Es wurde beschlossen, in dem Tale jenseits der Münkhuysenberge, wo sich der »Eispalast« befand, zu überwintern. Dort war man vor der Wut der Stürme gut geschützt und hatte einen bequemen Ausgangspunkt für weitere Forschungen und das Vordringen gegen den Pol nach Wiedererscheinen der Sonne.

Um die Vorräte und Werkzeuge über das Gebirge zu schaffen, richtete Holm mittels Tauen und einer Welle eine regelrechte Seilbahn ein, die über den Paß sämtliche Ballen und Kisten herüberbeförderte, wobei das nötige Übergewicht auf der einen Seite durch die mit Eisblöcken gefüllten leeren Kisten hergestellt wurde. So bekam man nach und nach alle nötigen Vorräte nach Holmheim.

Hatten die Südpolfahrer bisher in ihrem Tale keine Spur von Wild entdeckt, was Münkhuysen seinerzeit veranlaßt hatte, nach dem Mammut zu graben, so wurden durch ihre Anwesenheit nach und nach Eisbären angelockt, schreckliche Ungetüme, bedeutend größer als ihre nordischen Vettern. Sie gaben ihnen den Namen »Schwanzbären«, wegen ihres langen Schweifes. Diese gefährlichen Raubtiere, denen einer der italienischen Matrosen beinahe zum Opfer fiel, schienen sich nur im antarktischen Binnenlande aufzuhalten, da sie an der Küste nie beobachtet wurden. Vor ihren Angriffen schützte unsere Freunde Professor Raimund, indem er eine starke elektrische Batterie aufstellte und den Strom durch einige dicke Drähte leitete, mit denen er ganz Holmheim umgab. Die Eingangstüre zu dem Zaun war mit gläsernen Handgriffen versehen, um einen Unfall zu verhüten.

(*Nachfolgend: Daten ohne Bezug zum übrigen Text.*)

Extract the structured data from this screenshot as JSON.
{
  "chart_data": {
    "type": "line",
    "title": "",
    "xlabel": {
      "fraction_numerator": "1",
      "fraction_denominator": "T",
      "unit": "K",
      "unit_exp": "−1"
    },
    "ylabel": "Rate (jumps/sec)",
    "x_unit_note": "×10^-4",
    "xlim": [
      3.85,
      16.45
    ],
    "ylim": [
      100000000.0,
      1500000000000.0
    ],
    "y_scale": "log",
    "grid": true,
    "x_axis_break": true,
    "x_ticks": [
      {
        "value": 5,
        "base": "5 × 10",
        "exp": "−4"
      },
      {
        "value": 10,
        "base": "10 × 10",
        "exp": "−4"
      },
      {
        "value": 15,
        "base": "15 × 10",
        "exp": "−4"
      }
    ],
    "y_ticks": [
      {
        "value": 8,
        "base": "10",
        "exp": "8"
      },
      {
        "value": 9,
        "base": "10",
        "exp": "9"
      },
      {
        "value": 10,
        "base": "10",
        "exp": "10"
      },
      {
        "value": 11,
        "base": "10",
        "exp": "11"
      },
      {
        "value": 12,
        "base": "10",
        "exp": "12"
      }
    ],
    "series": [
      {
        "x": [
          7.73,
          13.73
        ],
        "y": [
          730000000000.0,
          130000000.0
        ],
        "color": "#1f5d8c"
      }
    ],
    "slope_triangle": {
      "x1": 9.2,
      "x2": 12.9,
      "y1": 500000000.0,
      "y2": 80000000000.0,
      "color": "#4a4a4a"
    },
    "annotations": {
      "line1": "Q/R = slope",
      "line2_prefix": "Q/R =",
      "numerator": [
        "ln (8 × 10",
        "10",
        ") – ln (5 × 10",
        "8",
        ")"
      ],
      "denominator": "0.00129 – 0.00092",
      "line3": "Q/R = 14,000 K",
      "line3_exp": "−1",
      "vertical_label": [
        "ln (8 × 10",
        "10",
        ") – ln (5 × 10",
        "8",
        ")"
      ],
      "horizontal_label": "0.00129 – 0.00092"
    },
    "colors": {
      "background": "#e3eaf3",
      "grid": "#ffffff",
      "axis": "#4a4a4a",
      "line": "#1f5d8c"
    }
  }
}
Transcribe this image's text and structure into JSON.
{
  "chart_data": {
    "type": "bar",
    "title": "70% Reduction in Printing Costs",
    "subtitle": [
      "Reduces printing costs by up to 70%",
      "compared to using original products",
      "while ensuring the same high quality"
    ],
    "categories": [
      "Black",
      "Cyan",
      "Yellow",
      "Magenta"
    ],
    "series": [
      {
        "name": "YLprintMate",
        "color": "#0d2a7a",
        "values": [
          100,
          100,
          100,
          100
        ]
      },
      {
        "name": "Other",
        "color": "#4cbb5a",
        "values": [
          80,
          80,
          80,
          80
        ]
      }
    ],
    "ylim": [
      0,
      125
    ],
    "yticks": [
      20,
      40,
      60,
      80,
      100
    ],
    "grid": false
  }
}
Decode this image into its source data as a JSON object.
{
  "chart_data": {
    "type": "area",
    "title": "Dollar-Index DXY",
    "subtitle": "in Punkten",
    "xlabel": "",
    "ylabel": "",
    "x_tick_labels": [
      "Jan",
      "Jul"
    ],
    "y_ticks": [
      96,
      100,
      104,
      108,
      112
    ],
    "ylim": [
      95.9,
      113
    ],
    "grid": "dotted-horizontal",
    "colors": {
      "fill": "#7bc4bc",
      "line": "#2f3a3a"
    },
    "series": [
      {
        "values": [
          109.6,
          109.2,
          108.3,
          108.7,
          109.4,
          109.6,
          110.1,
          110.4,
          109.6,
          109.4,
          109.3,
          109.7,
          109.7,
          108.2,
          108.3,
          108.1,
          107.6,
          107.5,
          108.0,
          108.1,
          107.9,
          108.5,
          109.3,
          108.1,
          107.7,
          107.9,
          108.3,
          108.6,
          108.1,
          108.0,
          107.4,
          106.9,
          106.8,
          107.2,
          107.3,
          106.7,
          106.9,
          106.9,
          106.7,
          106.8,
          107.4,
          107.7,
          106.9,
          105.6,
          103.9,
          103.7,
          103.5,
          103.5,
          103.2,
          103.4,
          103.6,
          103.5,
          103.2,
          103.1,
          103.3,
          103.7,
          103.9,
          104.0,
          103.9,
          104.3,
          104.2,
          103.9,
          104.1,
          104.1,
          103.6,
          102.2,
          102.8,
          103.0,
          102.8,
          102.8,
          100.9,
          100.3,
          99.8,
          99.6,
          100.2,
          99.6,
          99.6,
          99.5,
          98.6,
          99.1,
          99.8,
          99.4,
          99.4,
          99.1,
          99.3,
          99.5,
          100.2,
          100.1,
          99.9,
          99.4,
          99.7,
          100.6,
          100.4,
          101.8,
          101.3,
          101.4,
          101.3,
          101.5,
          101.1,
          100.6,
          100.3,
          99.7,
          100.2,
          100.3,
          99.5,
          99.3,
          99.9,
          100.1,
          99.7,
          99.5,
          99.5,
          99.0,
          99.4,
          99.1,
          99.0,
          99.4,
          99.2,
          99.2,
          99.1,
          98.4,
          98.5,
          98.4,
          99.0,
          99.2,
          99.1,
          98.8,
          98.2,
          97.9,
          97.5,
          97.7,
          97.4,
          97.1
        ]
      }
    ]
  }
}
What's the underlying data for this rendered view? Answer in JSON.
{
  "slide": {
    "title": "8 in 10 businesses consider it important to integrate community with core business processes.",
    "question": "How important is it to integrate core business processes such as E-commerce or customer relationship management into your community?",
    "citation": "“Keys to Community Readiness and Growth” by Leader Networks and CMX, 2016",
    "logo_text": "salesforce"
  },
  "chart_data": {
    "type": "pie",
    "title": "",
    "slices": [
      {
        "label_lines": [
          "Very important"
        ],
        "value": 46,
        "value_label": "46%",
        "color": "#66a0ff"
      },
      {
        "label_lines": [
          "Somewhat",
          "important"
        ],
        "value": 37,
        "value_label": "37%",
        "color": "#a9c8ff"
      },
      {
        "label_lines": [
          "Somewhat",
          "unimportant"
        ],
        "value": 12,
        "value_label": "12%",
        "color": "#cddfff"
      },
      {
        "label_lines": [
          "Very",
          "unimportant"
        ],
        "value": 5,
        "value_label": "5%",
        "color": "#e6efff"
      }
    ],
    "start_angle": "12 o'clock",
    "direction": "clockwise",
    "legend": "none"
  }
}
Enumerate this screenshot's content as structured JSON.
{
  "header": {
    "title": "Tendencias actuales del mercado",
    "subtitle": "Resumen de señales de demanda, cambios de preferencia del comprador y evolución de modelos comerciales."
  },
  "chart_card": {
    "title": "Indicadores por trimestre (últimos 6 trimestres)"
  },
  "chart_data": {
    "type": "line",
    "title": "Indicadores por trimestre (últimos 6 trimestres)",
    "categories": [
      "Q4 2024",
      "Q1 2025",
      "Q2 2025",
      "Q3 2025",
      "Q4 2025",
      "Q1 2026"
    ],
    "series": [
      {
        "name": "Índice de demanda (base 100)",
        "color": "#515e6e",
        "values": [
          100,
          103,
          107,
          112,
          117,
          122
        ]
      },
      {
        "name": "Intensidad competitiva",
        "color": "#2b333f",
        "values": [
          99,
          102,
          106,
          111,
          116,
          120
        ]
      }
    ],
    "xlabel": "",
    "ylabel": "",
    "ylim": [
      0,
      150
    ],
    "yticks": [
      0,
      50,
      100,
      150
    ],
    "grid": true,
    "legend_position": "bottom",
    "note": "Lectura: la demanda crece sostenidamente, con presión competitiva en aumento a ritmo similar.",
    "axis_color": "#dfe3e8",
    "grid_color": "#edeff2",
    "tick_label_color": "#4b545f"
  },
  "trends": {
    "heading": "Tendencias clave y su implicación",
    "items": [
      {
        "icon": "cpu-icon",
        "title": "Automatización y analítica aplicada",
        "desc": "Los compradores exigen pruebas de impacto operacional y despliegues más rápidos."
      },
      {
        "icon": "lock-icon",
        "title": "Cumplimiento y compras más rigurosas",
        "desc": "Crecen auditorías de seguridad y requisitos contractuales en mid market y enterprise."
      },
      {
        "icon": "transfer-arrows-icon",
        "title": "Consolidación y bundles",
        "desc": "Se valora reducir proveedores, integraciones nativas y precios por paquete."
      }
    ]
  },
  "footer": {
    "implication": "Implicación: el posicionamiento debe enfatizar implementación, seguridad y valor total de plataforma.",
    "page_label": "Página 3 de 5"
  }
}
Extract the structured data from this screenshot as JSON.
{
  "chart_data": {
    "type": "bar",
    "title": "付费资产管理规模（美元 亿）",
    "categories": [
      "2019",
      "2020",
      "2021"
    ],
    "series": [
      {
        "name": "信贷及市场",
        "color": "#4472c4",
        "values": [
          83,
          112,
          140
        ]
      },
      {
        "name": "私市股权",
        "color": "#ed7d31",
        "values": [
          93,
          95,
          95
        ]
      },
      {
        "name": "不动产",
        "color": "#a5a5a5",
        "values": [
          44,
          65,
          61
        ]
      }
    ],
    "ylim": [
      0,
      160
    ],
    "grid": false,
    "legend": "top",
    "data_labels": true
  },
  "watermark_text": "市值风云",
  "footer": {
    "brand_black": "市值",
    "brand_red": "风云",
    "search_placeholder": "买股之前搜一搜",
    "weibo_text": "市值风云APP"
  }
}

Diese Einrichtung lieferte manchen der feisten Bursche in die Küche. Die Eisbären umklammerten nämlich öfters den Draht mit ihren Tatzen, um die Umzäunung niederzureißen. Durch den Strom festgehalten und geschüttelt, brüllten sie vor Entsetzen und Schmerz. Dann eilte man herbei, um den wehrlosen Gefangenen mit Äxten und Messern den Garaus zu machen, da mit der Munition sparsam umgegangen werden sollte.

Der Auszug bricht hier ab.